MPS-1 (metallopanstimulin-1), also known as ribosomal protein S27, was overexpressed in gastric cancer cells. However, how MPS-1 contributes to gastric carcinogenesis has not been well characterized. Here, we show that high expression of MPS-1 was observed in gastric cancer tissues and associated with gastric cancer cell metastasis. Alteration of MPS-1 expression regulates invasion and migration of gastric cancer cells both in vitro and in vivo.
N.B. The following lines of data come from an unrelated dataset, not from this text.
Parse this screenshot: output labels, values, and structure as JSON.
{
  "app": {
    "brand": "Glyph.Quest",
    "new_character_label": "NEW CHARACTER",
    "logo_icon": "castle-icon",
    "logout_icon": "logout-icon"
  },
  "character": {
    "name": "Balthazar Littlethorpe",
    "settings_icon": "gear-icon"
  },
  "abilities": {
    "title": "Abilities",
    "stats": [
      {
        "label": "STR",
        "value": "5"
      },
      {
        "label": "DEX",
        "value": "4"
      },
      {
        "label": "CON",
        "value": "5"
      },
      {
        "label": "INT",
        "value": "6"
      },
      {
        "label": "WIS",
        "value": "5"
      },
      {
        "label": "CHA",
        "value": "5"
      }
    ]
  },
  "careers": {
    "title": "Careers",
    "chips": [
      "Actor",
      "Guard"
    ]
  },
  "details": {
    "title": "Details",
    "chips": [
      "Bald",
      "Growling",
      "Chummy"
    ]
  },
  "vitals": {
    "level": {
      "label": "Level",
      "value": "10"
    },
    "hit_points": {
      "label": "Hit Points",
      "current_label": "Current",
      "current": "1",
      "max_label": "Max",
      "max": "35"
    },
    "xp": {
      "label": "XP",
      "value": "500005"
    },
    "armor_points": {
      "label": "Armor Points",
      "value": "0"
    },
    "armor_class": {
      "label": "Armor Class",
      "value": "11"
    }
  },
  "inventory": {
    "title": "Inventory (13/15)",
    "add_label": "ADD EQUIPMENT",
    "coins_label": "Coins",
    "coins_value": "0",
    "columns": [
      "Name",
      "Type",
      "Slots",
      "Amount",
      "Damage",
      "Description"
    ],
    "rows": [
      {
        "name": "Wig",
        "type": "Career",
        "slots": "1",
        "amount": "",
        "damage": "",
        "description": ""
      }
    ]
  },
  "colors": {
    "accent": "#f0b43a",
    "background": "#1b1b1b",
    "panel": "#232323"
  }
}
Furthermore, by using Signal-Net and cluster analyses of microarray data we identified integrin β4 (ITGB4) as a downstream target of MPS-1 that mediates its effects on cell metastasis. Knockdown of MPS-1 expression in gastric cancer cells led to significant reduction of ITGB4 expression at both the RNA and protein levels. Mechanically, we found that overexpression of ITGB4 in MPS-1 knockdown cells largely recovers the ability of invasion and migration. Conversely, knockdown of ITGB4 partially reduced cell invading/migrating ability induced by MPS-1 overexpression. Moreover, MPS-1 and ITGB4 expressions are positively correlated in gastric cancer cell lines and tissues. Finally, the survival analyses show that the expression of MPS-1 and ITGB4 is associated with poor outcomes in gastric cancer patients. Collectively, our findings suggest that MPS-1 regulates cell invasiveness and migration partially through ITGB4 and that MPS-1/ITGB4 signaling axis may serve as therapeutic targets in the treatment of gastric cancer.